Parsing through this file structure, we could assign all the contour values to a new Python list.
con_list = [[element for element in upperElement] for upperElement in annots['obj_contour']]
If we printed out con_list, we would receive a simple 2D array.
[[37.16574585635357, 61.94475138121544, 89.47697974217309, 126.92081031307546, 169.32044198895025, 226.03683241252295, 259.0755064456721, 258.52486187845295, 203.4604051565377, 177.58011049723754, 147.84530386740326, 117.0092081031307, 1.3738489871086301, 1.3738489871086301, 7.98158379373848, 0.8232044198894926, 16.24125230202577, 31.65930018416205, 38.81767955801104, 38.81767955801104], [58.59300184162066, 44.27624309392269, 23.90239410681403, 0.7753222836096256, 2.9779005524862328, 61.34622467771641, 126.87292817679563, 214.97605893186008, 267.83793738489874, 270.59116022099454, 298.6740331491713, 298.6740331491713, 187.9944751381216, 94.93554327808477, 90.53038674033152, 77.31491712707185, 62.44751381215474, 62.998158379373876, 56.94106813996319, 56.94106813996319]]
4. Use Pandas Dataframes to Change MAT Data into Python DataFrames
Now that you have the information and have managed to get the data, how would you work with it? Continue to use lists? Definitely not.
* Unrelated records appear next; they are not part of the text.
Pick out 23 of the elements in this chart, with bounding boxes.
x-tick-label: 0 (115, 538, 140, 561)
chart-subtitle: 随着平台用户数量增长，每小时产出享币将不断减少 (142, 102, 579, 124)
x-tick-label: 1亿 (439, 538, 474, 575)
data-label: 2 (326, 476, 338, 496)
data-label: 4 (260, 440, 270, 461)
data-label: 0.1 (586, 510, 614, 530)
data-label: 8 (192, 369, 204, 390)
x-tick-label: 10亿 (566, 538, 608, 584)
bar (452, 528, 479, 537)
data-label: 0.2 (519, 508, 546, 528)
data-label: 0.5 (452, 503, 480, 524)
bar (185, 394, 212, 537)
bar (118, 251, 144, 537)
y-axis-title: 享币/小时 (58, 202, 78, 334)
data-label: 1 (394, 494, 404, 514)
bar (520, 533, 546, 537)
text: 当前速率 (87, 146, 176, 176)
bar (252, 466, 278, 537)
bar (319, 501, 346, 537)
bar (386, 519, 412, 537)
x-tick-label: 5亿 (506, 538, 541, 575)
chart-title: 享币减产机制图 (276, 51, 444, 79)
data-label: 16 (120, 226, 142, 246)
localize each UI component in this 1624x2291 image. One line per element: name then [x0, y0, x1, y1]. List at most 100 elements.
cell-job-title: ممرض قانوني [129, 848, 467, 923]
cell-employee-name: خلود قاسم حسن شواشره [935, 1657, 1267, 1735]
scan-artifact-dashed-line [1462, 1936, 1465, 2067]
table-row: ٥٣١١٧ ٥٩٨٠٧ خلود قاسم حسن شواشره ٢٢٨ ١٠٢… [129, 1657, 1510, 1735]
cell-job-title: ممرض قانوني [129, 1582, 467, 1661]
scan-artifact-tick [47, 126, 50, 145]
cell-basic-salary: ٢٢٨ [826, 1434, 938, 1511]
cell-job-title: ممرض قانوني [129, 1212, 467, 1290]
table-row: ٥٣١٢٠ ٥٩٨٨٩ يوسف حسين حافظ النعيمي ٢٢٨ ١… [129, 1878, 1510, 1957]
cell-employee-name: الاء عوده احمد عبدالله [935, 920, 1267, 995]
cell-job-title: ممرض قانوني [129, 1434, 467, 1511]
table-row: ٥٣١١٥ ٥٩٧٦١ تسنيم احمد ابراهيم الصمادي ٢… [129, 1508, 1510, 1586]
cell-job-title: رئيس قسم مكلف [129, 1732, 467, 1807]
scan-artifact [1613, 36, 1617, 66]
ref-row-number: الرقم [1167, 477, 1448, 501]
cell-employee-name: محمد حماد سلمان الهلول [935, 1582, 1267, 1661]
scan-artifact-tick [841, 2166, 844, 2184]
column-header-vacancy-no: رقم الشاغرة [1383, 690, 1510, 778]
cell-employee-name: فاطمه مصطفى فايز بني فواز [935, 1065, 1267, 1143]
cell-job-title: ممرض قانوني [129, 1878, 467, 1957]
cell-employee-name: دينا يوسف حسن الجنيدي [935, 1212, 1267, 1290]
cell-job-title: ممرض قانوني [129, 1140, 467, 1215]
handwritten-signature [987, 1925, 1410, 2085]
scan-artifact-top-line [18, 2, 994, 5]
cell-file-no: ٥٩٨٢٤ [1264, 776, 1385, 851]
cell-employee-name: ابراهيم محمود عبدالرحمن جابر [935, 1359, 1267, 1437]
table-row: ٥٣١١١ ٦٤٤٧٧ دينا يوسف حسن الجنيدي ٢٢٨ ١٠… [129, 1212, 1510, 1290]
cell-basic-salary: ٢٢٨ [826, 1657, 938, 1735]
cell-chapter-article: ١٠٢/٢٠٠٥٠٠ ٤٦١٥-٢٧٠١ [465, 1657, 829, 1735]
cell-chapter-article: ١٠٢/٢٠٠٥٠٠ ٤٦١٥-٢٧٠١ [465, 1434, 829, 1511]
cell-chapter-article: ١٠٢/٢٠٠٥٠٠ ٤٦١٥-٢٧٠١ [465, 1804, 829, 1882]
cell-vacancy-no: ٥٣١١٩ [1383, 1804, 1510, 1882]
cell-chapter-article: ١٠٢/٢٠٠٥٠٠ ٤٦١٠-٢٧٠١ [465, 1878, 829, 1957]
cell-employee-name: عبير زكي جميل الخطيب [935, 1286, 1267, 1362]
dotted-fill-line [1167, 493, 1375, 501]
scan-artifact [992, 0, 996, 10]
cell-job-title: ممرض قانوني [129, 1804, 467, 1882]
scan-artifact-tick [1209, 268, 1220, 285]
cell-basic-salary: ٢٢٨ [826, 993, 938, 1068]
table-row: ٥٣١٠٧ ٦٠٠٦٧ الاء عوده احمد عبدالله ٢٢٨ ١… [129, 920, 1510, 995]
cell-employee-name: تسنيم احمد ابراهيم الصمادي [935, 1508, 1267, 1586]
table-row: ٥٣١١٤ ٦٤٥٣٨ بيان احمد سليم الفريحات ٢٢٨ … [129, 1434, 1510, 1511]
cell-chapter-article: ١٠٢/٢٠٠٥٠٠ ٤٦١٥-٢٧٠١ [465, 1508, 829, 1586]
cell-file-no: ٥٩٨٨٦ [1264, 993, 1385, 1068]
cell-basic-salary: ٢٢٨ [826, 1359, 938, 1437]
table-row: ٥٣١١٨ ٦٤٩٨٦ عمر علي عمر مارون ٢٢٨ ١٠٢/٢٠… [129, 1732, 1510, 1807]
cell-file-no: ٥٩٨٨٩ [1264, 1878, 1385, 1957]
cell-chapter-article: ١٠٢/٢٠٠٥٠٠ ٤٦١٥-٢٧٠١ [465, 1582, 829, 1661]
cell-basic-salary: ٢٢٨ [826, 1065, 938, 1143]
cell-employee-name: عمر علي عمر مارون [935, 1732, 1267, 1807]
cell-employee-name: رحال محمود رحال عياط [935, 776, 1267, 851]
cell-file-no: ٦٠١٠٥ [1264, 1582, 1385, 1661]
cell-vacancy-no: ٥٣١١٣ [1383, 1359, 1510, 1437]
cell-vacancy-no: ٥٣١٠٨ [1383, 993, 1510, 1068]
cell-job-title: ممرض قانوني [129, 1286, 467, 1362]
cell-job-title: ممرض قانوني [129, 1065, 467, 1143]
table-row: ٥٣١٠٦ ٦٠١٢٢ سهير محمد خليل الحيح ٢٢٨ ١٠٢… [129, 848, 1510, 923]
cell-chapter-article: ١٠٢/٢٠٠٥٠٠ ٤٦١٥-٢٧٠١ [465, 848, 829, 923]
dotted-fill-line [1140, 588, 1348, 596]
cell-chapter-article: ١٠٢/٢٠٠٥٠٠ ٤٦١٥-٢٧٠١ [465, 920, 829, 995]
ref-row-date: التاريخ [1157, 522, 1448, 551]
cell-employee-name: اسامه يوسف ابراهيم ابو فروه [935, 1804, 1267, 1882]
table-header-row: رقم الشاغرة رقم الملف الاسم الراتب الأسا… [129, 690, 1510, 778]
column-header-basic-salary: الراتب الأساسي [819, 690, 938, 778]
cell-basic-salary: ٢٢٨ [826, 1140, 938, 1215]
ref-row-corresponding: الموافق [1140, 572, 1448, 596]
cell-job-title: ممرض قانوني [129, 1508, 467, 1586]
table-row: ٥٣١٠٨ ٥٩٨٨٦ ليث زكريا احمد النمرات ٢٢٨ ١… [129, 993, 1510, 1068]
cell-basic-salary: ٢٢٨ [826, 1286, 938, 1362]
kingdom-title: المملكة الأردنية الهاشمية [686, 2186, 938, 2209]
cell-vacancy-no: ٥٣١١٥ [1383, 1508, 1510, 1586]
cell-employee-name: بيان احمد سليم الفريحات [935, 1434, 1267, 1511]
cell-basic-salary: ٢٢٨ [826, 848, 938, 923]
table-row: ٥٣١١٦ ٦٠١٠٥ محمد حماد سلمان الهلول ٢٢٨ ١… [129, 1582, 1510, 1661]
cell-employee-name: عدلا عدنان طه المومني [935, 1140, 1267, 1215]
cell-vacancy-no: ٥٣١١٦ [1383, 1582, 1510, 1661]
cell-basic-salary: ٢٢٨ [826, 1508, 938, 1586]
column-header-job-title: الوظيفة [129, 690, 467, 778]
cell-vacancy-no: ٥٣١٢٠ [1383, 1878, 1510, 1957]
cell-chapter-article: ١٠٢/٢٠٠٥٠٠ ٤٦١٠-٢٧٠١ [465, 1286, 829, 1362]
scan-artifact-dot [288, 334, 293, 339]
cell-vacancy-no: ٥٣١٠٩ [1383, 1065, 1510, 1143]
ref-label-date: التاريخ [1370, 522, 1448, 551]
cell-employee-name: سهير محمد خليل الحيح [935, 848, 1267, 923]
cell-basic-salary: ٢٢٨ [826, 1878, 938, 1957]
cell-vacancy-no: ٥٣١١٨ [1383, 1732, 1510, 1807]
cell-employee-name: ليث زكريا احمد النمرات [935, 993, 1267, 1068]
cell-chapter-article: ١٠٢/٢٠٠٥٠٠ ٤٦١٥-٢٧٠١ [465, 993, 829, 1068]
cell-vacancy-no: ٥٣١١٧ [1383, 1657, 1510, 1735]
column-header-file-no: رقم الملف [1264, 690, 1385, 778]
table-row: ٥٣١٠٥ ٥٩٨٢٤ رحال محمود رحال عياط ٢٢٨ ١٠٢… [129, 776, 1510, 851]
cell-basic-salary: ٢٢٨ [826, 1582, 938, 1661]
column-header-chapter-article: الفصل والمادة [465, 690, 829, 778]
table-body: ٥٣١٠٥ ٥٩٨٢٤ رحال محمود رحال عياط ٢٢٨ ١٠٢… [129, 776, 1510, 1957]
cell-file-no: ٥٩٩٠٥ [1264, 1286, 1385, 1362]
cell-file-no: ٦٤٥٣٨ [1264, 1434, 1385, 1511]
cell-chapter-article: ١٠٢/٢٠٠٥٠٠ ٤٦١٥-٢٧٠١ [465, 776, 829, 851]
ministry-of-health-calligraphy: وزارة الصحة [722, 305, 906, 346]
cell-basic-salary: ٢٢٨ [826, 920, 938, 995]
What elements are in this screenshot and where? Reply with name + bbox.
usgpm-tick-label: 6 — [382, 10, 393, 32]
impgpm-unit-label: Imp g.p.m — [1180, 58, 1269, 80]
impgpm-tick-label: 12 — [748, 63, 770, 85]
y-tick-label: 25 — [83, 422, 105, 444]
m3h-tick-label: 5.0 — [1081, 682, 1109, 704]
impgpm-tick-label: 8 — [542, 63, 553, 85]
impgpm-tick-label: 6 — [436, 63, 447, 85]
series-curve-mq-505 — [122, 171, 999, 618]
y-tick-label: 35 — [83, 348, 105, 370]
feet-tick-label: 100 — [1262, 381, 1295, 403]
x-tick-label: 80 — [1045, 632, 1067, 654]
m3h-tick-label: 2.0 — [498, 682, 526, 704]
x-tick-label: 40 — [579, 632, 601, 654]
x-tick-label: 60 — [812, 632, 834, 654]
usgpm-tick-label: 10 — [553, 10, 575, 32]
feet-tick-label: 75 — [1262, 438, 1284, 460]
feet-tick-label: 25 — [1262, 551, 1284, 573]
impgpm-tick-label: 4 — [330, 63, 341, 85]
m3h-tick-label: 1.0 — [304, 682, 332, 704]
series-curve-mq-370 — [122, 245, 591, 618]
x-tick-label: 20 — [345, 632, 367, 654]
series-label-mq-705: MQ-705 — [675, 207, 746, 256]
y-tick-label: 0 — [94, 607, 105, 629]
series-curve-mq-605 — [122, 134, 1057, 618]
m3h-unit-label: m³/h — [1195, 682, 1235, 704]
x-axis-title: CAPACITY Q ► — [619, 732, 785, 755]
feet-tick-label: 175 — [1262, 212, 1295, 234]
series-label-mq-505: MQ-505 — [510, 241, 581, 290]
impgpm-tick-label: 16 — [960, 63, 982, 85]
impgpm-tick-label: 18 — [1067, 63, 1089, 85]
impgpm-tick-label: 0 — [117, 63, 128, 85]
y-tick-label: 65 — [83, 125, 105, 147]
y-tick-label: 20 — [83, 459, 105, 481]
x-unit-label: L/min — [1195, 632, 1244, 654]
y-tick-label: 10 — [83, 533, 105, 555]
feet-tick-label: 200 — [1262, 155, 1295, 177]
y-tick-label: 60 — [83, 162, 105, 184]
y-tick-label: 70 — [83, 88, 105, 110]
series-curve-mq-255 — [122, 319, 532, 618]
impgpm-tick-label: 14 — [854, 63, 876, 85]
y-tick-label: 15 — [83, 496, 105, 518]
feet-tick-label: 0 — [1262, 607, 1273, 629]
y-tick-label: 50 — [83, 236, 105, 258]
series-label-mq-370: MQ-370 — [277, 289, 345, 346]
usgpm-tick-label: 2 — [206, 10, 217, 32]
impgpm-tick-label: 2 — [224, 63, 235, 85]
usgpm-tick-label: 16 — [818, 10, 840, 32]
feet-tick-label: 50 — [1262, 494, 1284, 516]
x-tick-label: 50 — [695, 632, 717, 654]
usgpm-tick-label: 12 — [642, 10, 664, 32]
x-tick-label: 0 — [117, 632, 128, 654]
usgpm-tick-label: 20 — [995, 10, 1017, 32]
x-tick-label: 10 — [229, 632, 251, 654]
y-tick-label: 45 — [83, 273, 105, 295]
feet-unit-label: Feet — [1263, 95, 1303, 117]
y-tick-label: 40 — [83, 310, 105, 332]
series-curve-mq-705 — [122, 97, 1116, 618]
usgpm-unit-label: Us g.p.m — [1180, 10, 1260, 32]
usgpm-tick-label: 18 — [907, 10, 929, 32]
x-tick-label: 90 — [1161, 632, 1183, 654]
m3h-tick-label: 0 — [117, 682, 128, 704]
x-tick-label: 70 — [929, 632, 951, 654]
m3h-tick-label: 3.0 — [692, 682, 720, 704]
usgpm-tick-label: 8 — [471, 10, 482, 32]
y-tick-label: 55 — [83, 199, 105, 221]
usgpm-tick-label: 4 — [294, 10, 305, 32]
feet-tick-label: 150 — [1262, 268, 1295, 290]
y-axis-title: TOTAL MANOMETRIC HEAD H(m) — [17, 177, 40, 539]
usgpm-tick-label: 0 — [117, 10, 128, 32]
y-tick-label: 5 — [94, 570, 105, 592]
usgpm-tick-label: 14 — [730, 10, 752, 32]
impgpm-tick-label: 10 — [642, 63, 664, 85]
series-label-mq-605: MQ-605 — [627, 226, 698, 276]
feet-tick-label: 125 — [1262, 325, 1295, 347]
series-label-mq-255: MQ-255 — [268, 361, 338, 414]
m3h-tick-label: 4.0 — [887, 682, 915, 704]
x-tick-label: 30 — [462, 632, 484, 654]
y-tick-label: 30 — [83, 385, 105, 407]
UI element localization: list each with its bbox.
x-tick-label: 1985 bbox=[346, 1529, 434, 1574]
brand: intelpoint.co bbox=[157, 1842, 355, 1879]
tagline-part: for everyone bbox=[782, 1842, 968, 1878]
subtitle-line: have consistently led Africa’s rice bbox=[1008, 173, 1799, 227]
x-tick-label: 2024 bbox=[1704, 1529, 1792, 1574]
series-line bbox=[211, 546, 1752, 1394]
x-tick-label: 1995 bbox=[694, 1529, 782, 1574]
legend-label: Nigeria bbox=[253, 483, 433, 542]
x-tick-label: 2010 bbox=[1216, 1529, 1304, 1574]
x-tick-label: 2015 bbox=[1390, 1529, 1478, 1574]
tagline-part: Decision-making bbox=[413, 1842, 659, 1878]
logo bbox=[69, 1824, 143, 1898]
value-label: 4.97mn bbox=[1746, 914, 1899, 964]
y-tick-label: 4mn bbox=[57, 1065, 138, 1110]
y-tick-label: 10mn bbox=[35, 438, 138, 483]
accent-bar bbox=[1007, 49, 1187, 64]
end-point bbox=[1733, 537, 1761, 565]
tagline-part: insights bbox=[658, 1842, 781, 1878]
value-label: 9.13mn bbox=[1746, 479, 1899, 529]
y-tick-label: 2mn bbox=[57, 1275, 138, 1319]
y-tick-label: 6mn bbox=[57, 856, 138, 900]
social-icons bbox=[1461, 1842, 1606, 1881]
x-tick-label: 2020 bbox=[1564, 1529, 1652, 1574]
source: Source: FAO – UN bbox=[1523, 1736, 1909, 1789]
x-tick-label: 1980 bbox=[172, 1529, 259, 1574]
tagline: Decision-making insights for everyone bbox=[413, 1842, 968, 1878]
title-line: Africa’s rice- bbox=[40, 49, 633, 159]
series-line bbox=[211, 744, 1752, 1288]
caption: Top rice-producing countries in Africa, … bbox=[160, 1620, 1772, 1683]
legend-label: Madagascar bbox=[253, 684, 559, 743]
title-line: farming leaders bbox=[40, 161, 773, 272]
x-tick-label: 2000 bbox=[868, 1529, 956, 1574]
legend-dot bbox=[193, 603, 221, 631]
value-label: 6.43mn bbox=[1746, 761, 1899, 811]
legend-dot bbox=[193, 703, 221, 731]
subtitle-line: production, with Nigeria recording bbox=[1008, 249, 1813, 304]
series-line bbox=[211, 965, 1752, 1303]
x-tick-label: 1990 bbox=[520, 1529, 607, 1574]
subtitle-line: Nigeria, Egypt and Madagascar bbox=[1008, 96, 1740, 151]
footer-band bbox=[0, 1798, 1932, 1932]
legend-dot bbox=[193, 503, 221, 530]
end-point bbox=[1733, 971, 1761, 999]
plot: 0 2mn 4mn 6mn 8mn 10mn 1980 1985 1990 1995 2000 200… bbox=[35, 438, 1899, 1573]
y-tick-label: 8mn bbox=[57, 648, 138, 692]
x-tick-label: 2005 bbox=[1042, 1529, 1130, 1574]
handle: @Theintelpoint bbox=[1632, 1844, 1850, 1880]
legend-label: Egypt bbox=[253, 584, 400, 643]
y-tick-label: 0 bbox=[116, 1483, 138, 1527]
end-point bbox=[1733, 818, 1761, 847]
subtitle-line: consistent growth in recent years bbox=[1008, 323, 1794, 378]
We use data structure like Dataframes as the structure to work with, in that it functions much like a table of data. Neat to look at, and extremely simple to use.
Now, to work with Dataframes, we’ll need to import yet another module, Pandas.
import pandas as pd
Pandas is an open source data analysis tool, that is used by machine learning enthusiasts and data scientists throughout the world. The operations provided by it are considered vital and fundamental in a lot of data science applications.
We’ll only be working with DataFrames in this article, but, keep in mind that the opportunities provided by Pandas are immense.
Working with the data we’ve received above can be simplified by using pandas to construct a data frame with rows and columns for the data.
# zip provides us with both the x and y in a tuple.
newData = list(zip(con_list[0], con_list[1]))
columns = ['obj_contour_x', 'obj_contour_y']
df = pd.DataFrame(newData, columns=columns)
Now, we have our data in a neat DataFrame!
obj_contour_x obj_contour_y
0 37.165746 58.593002
1 61.944751 44.276243
2 89.476980 23.902394
3 126.920810 0.775322
4 169.320442 2.977901
5 226.036832 61.346225
6 259.075506 126.872928
7 258.524862 214.976059
8 203.460405 267.837937
9 177.580110 270.591160
10 147.845304 298.674033
11 117.009208 298.674033
12 1.373849 187.994475
13 1.373849 94.935543
14 7.981584 90.530387
15 0.823204 77.314917
16 16.241252 62.447514
17 31.659300 62.998158
18 38.817680 56.941068
19 38.817680 56.941068
As you can see, we have the X and Y coordinates for the image’s outline in a simple DataFrame of two columns.
This should provide you with some clarity about the nature of the data in the file.
The process of creating DataFrames for each .mat file is different but, with experience and practice, creating them out of .mat files should come naturally to you.
That’s all for this article!
Wrapping Up: Using MATLAB Data for Machine Learning Projects
With this tutorial under your belt, you now possess the knowledge to work with MATLAB files in Python and harness the power of pandas to structure this data into dataframes.
The next steps to work with this data would be to and create your own models, or employ existing ones for training or testing your copy of the dataset.